Model Size Alignment MT-Bench (score) AlpacaEval (win rate %)
MPT-Chat 7B dSFT 5.42 -
Xwin-LMv0.1 7B dPPO 6.19 87.83
Mistral-Instructv0.1 7B - 6.84 -
Zephyr-7b-β 7B dDPO 7.34 90.60
notus-7b-v1 7B dDPO 7.30 91.42
GPT-3.5-turbo - RLHF 7.94 89.37
Claude 2 - RLHF 8.06 91.36
Cohere Command - RLHF - 90.62
GPT-4 - RLHF 8.99 95.28
Falcon-Instruct 40B dSFT 5.17 45.71
Guanaco 65B SFT 6.41 71.80
Llama2-Chat 70B RLHF 6.86 92.66
Vicuna v1.3 33B dSFT 7.12 88.99
WizardLM v1.0 70B dSFT 7.71 -
Xwin-LM v0.1 70B dPPO - 95.57

Academic Benchmarks

  • Results from OpenLLM Leaderboard:

    Model Average ARC HellaSwag MMLU TruthfulQA Winogrande GSM8K DROP
    HuggingFaceH4/zephyr-7b-beta 52.15 62.03 84.36 61.07 57.45 77.74 12.74 9.66
    argilla/notus-7b-v1 52.89 64.59 84.78 63.03 54.37 79.4 15.16 8.91
  • Results when running the evaluation locally from the big-refactor branch in lm-eval-harness:

    Model Average ⬆️ ARC (25-s) ⬆️ HellaSwag (10-s) ⬆️ MMLU (5-s) ⬆️ TruthfulQA (MC2) (0-s) ⬇️ Winogrande (5-s) ⬇️ GSM8K (5-s) ⬆️ DROP (3-s) ⬇️
    HuggingFaceH4/zephyr-7b-beta 52.15 62.03 84.36 61.07 57.45 77.74 12.74 9.66
    argilla/notus-7b-v1 54.09 64.25 84.90 61.69 52.77 74.51 39.5 0.98

    The results from Mistral and Zephyr models retrieved from https://huggingface.co/spaces/HuggingFaceH4/open_llm_leaderboard, which may not be fair as they are using a different revision of lm-eval-harness, so may be worth re-running the benchmarks locally for Zephyr 7B Beta for a fair comparison.

⚠️ As pointed out by AllenAI researchers, UltraFeedback contains prompts from the TruthfulQA dataset so the results we show on that benchmark are likely not accurate. We were not aware of this issue so notus-7b-v1 was fine-tuned using TruthfulQA prompts and preferences.
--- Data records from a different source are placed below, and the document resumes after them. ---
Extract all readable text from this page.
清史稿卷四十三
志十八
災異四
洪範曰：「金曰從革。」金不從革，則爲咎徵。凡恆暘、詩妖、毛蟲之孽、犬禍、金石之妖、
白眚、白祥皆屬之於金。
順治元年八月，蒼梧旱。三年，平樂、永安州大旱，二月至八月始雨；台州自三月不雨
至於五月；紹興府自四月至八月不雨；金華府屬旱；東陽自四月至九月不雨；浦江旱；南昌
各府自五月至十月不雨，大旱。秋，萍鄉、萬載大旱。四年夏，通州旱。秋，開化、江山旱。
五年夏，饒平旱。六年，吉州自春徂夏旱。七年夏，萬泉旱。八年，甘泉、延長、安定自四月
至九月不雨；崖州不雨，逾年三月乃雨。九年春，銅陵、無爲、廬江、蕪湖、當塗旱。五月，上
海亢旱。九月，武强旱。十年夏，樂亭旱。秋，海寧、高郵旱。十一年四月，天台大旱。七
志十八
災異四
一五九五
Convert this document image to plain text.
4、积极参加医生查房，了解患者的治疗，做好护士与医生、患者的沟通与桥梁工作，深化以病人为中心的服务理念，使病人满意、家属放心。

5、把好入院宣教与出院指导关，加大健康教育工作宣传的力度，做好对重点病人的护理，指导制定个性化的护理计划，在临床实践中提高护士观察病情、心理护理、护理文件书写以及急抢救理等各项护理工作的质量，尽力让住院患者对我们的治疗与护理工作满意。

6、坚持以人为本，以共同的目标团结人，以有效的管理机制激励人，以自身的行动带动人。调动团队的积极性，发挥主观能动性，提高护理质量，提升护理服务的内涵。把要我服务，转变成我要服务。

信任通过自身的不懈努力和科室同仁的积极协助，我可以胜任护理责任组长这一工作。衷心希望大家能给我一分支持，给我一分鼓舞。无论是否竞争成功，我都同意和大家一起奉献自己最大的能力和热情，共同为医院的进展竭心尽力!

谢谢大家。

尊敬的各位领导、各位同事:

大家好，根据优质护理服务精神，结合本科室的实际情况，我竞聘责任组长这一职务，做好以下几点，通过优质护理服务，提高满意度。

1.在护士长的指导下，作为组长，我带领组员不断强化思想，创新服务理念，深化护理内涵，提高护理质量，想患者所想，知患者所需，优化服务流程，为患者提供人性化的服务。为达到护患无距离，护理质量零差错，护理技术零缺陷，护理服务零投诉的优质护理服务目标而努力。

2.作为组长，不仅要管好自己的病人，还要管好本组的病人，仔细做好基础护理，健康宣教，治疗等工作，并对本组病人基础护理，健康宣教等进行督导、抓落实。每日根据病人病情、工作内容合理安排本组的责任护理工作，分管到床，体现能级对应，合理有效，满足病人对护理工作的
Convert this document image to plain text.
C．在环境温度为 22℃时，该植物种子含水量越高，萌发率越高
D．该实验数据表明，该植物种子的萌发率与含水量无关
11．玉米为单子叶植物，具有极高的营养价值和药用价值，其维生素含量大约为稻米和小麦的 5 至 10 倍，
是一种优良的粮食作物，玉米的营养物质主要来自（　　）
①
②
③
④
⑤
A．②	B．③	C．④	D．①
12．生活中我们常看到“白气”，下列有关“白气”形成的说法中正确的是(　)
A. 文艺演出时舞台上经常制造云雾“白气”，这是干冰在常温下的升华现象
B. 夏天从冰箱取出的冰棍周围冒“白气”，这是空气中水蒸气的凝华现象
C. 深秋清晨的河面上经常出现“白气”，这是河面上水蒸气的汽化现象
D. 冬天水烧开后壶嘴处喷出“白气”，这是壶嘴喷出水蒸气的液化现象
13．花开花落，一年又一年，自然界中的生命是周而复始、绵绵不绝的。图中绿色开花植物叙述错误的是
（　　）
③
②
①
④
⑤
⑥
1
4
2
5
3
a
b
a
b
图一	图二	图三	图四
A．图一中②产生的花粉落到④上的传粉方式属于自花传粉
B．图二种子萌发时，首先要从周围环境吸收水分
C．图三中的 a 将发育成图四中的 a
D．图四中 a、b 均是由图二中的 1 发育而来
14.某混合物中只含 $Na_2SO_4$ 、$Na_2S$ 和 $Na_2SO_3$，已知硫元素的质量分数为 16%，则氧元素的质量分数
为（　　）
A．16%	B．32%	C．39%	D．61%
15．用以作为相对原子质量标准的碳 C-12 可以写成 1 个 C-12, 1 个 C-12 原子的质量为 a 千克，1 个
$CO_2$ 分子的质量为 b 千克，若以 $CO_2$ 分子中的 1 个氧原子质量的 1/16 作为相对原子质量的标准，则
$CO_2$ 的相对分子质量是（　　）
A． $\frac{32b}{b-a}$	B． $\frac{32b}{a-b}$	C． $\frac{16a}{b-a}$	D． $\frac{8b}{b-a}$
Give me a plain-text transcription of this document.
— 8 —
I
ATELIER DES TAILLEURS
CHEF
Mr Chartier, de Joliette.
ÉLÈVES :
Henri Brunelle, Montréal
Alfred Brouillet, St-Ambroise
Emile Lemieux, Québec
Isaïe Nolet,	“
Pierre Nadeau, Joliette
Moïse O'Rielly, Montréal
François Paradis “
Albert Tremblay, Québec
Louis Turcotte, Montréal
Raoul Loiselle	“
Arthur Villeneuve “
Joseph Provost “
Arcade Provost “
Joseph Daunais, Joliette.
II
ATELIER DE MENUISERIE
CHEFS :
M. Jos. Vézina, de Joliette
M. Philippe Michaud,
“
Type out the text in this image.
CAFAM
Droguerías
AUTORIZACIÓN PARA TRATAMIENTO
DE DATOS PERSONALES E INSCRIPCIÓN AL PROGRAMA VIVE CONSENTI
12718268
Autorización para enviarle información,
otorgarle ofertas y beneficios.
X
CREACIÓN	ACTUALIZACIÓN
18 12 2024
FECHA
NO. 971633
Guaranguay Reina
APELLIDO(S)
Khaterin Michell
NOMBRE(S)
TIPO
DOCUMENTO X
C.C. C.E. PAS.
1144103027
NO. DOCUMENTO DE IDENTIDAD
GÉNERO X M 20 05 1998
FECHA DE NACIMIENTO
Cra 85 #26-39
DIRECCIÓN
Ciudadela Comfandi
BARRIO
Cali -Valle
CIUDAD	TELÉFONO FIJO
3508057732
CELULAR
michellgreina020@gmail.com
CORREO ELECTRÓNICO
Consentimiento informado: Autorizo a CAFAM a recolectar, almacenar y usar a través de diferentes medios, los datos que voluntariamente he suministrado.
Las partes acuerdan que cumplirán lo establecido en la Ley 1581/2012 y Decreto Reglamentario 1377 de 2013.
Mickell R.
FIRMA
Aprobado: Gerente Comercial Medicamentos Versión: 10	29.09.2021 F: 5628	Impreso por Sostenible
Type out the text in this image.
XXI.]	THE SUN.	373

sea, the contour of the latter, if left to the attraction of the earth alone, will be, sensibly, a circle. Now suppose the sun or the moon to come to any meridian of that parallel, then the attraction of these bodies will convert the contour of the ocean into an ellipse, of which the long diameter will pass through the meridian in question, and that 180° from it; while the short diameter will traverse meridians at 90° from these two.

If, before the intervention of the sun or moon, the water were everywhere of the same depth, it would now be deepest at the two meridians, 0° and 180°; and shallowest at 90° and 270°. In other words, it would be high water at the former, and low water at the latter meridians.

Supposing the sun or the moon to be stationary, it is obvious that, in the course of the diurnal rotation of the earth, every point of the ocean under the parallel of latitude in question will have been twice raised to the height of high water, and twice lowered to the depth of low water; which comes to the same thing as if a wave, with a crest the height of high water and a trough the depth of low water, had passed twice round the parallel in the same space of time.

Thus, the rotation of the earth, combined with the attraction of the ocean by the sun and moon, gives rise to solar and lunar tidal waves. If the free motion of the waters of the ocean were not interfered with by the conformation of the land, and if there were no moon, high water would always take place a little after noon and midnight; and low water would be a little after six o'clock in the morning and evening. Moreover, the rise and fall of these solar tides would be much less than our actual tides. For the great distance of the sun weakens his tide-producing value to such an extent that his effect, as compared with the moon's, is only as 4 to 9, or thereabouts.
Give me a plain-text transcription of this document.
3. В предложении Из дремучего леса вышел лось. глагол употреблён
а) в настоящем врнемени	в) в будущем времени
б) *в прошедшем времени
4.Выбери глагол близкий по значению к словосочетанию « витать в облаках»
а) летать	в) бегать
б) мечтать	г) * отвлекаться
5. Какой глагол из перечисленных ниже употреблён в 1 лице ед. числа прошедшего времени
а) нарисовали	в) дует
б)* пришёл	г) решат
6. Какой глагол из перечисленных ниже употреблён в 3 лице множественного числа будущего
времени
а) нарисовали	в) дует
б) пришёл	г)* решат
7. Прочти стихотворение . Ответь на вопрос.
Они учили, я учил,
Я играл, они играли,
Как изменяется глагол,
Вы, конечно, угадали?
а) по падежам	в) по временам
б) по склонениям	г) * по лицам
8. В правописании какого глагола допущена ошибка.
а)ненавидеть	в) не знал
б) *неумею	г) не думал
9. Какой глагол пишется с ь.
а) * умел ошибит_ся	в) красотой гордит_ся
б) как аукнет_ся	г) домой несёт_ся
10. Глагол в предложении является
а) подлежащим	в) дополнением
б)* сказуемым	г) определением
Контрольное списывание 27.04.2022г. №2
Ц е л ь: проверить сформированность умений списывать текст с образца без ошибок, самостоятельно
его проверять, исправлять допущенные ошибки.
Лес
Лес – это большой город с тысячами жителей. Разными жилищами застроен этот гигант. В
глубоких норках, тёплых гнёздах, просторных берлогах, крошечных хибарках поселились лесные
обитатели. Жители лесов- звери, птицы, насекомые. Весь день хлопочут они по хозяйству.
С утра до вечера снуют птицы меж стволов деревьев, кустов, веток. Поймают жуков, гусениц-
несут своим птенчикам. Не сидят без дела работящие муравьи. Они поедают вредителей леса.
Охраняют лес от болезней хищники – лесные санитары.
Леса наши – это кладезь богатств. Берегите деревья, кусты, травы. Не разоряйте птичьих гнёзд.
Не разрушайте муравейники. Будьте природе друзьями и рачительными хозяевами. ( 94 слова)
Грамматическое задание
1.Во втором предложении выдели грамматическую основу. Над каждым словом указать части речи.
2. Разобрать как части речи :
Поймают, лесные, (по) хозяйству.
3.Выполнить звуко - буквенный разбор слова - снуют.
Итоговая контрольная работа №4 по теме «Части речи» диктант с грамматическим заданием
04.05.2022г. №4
For future releases, we will remove TruthfulQA prompts.

Training Details

Training Hardware

We used VMs from different cloud providers based on their availability, but most of the experiments have been run in a VM with 8 x A100 40GB hosted in Google Cloud Platform (GCP), while some others in a similar VM in Lambda Labs, and lastly some extra experiments in an 8 x A100 80GB VM in RunPod. Meaning everything's adapted to work within 8 x A100 40GB.

Training Data

We used a a new curated version of openbmb/UltraFeedback, named argilla/ultrafeedback-binarized-preferences.

Training Metrics

We've tracked all our metrics with Weights and Biases (❤️), even though those are already within the 🤗 Hub using TensorBoard. But the metrics below are from an internal Weights and Biases report we've created for this project.

notus-7b-v1

image

notus-7b-v1-lora

image

Reproduce

In order to reproduce the results of Notus 7B v1, please check fine-tune/ to see the SFT and DPO fine-tuning scripts adapted from huggingface/alignment-handbook to suit our specific use cases and needs.